Analysis: The record showed that the information memorandum had been published and no viable resolution plan had emerged, so the liquidation order was not disturbed. At the same time, liquidation was treated as a last resort and not the preferred outcome. The reasoning emphasised that the corporate debtor should, as far as possible, be kept alive as a going concern even during liquidation. For that purpose, the liquidator was required to verify claims, take custody and control of assets, and then proceed in accordance with the statutory scheme, including exploring compromise or arrangement under Section 230 of the Companies Act, 2013 before any sale of assets.
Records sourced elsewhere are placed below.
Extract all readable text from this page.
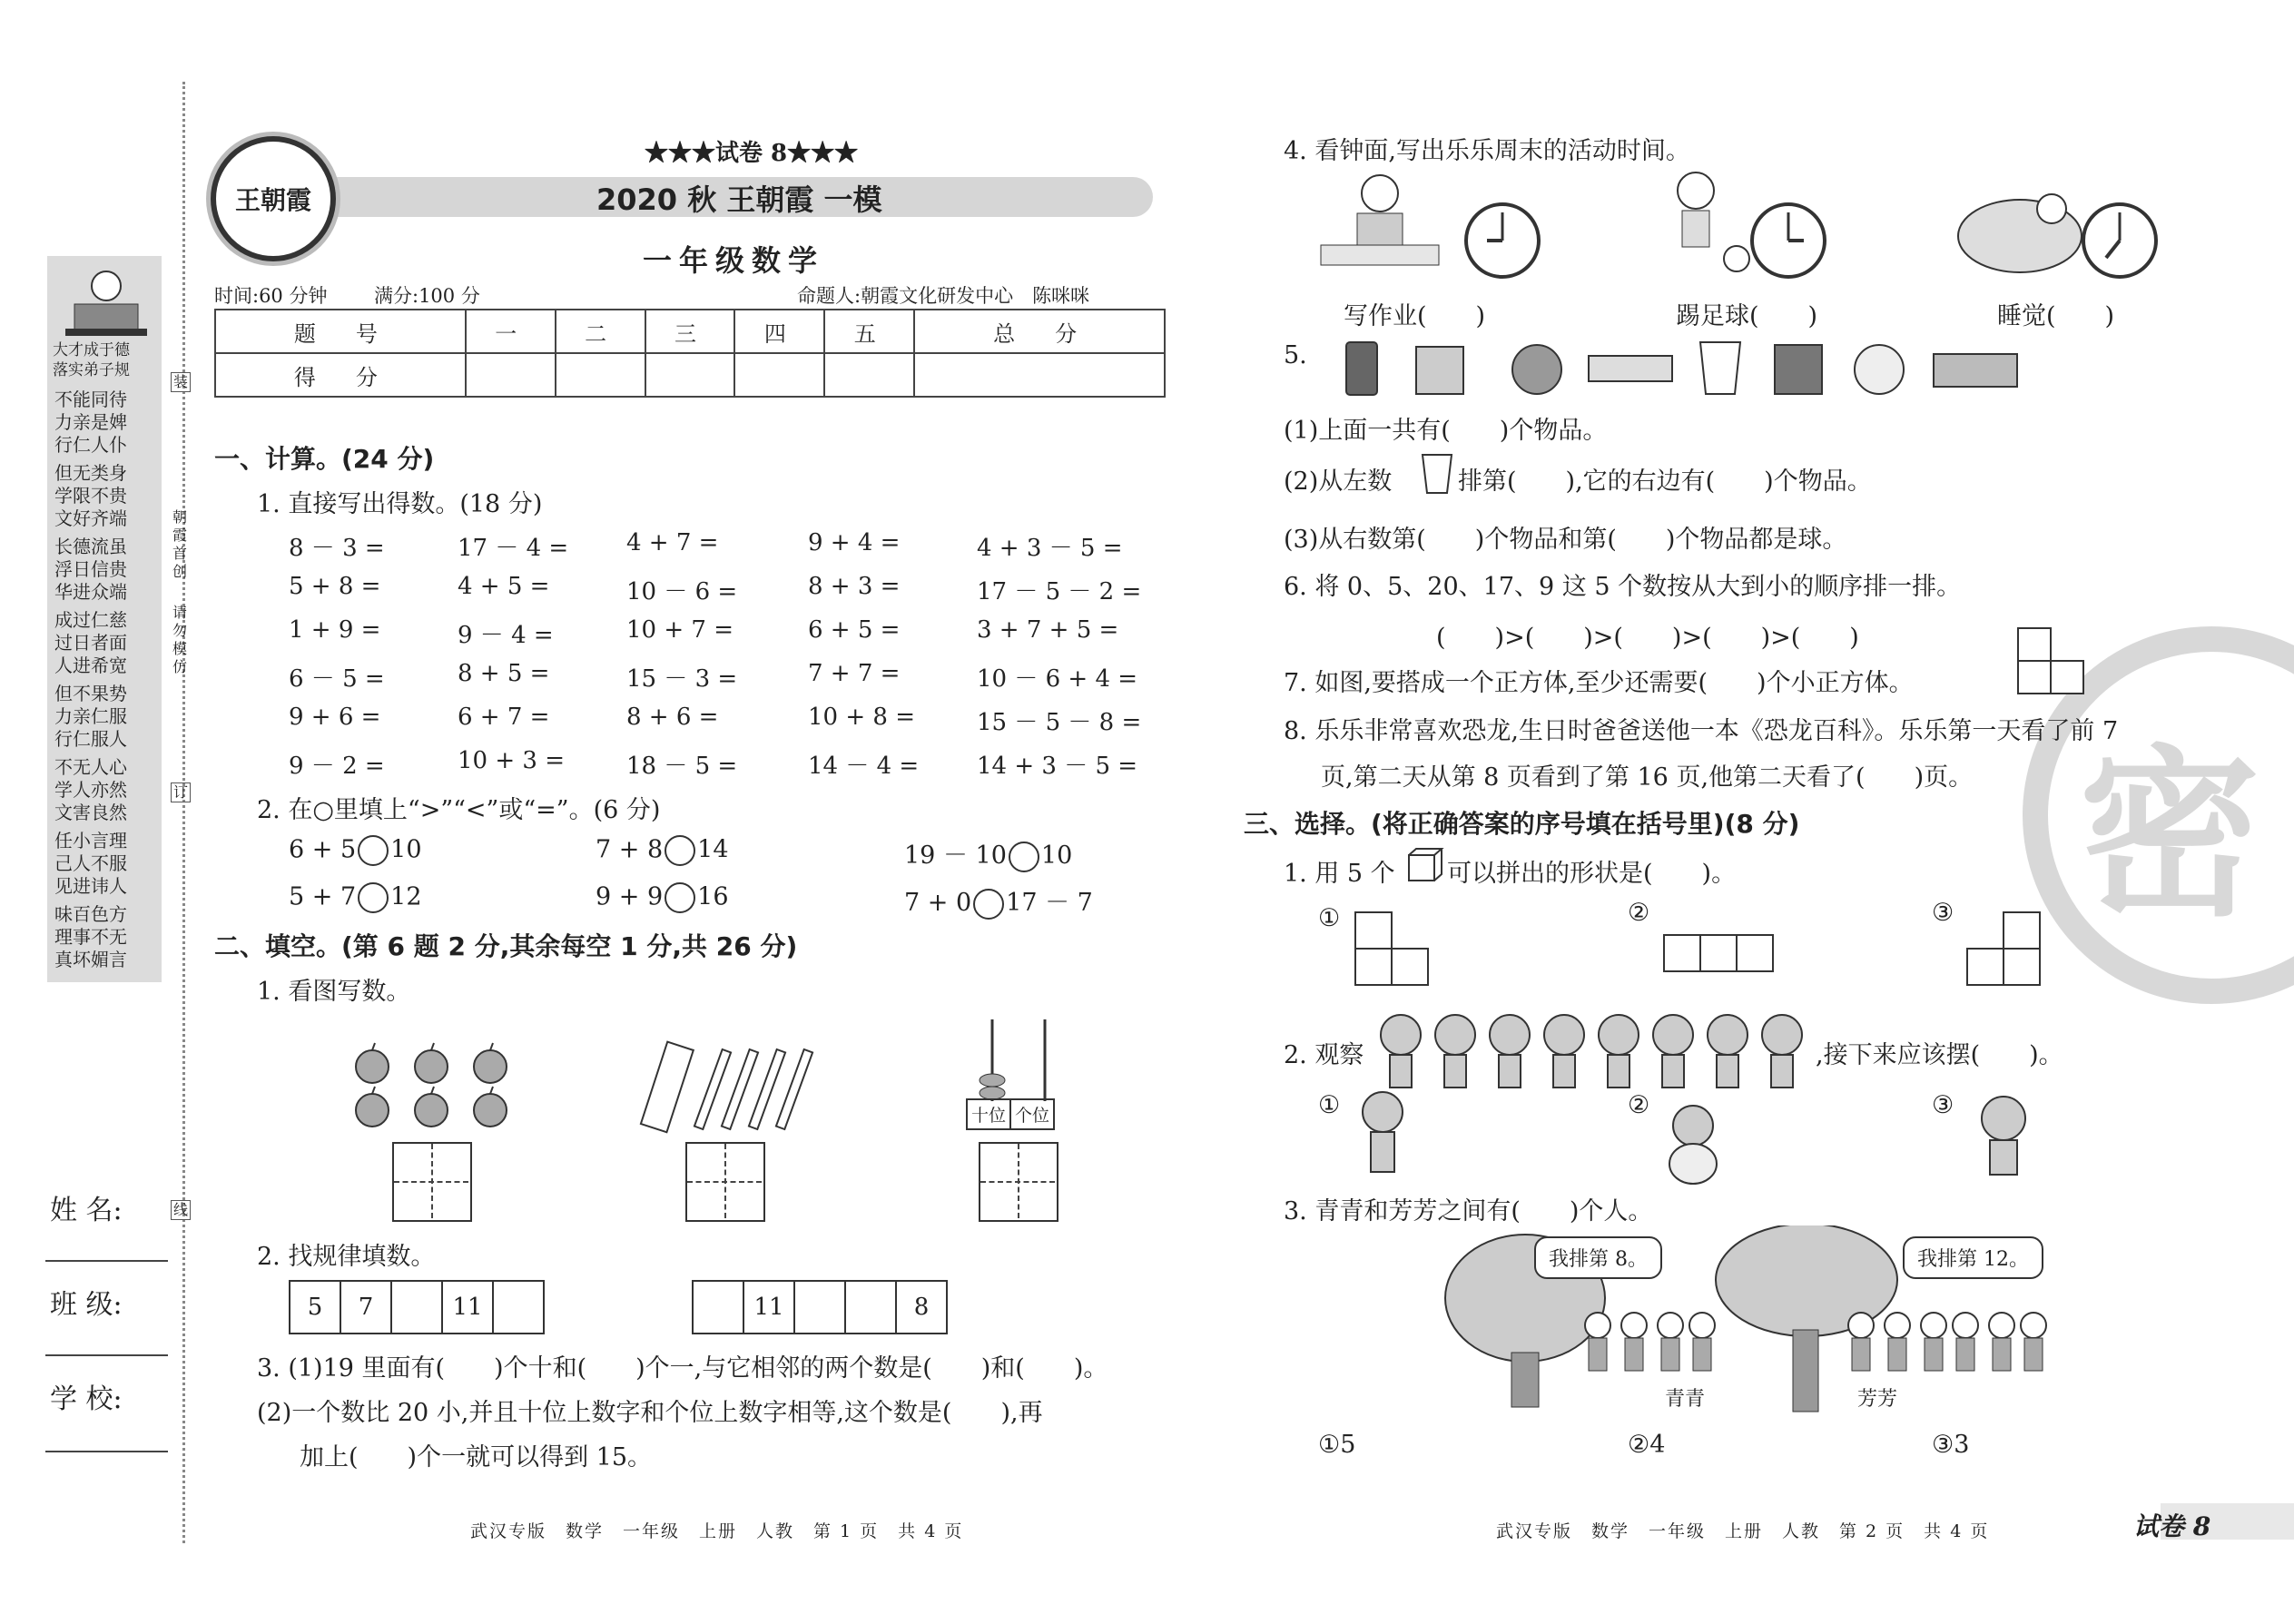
大才成于德
落实弟子规
不能同待
力亲是婢
行仁人仆
但无类身
学限不贵
文好齐端
长德流虽
浮日信贵
华进众端
成过仁慈
过日者面
人进希宽
但不果势
力亲仁服
行仁服人
不无人心
学人亦然
文害良然
任小言理
己人不服
见进讳人
味百色方
理事不无
真坏媚言
朝霞首创
请勿模仿
装
订
线
姓 名:
班 级:
学 校:
王朝霞
★★★试卷 8★★★
2020 秋 王朝霞 一模
一年级数学
时间:60 分钟 满分:100 分	命题人:朝霞文化研发中心　陈咪咪
题　号	一	二	三	四	五	总　分
得　分						
一、计算。(24 分)
1. 直接写出得数。(18 分)
8 － 3 =	17 － 4 =	4 + 7 =	9 + 4 =	4 + 3 － 5 =
5 + 8 =	4 + 5 =	10 － 6 =	8 + 3 =	17 － 5 － 2 =
1 + 9 =	9 － 4 =	10 + 7 =	6 + 5 =	3 + 7 + 5 =
6 － 5 =	8 + 5 =	15 － 3 =	7 + 7 =	10 － 6 + 4 =
9 + 6 =	6 + 7 =	8 + 6 =	10 + 8 =	15 － 5 － 8 =
9 － 2 =	10 + 3 =	18 － 5 =	14 － 4 =	14 + 3 － 5 =
2. 在○里填上“>”“<”或“=”。(6 分)
6 + 5 10	7 + 8 14	19 － 10 10
5 + 7 12	9 + 9 16	7 + 0 17 － 7
二、填空。(第 6 题 2 分,其余每空 1 分,共 26 分)
1. 看图写数。
十位 个位
2. 找规律填数。
5	7		11	
		11			8
3. (1)19 里面有(　　)个十和(　　)个一,与它相邻的两个数是(　　)和(　　)。
(2)一个数比 20 小,并且十位上数字和个位上数字相等,这个数是(　　),再
加上(　　)个一就可以得到 15。
武汉专版　数学　一年级　上册　人教　第 1 页　共 4 页
密
4. 看钟面,写出乐乐周末的活动时间。
写作业(　　)	踢足球(　　)	睡觉(　　)
5.
(1)上面一共有(　　)个物品。
(2)从左数	排第(　　),它的右边有(　　)个物品。
(3)从右数第(　　)个物品和第(　　)个物品都是球。
6. 将 0、5、20、17、9 这 5 个数按从大到小的顺序排一排。
(　　)>(　　)>(　　)>(　　)>(　　)
7. 如图,要搭成一个正方体,至少还需要(　　)个小正方体。
8. 乐乐非常喜欢恐龙,生日时爸爸送他一本《恐龙百科》。乐乐第一天看了前 7
页,第二天从第 8 页看到了第 16 页,他第二天看了(　　)页。
三、选择。(将正确答案的序号填在括号里)(8 分)
1. 用 5 个 可以拼出的形状是(　　)。
①	②	③
2. 观察	,接下来应该摆(　　)。
①	②	③
3. 青青和芳芳之间有(　　)个人。
我排第 8。	我排第 12。
青青	芳芳
①5	②4	③3
武汉专版　数学　一年级　上册　人教　第 2 页　共 4 页	试卷 8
The earlier law under Section 391 of the Companies Act, 1956 was noted only as supporting the same revival-oriented approach.
Conclusion: The liquidation order was upheld, but the liquidator was directed to first explore revival through Section 230 proceedings and to ensure continuation of the corporate debtor as a going concern during liquidation.
Final Conclusion: The appeals did not succeed in upsetting the liquidation, but the order was supplemented with directions preserving the possibility of revival through compromise or arrangement before liquidation assets are sold.
Ratio Decidendi: In liquidation, revival-oriented measures must be exhausted first, and the liquidator should explore compromise or arrangement under Section 230 of the Companies Act, 2013 while keeping the corporate debtor as a going concern before resorting to sale of assets.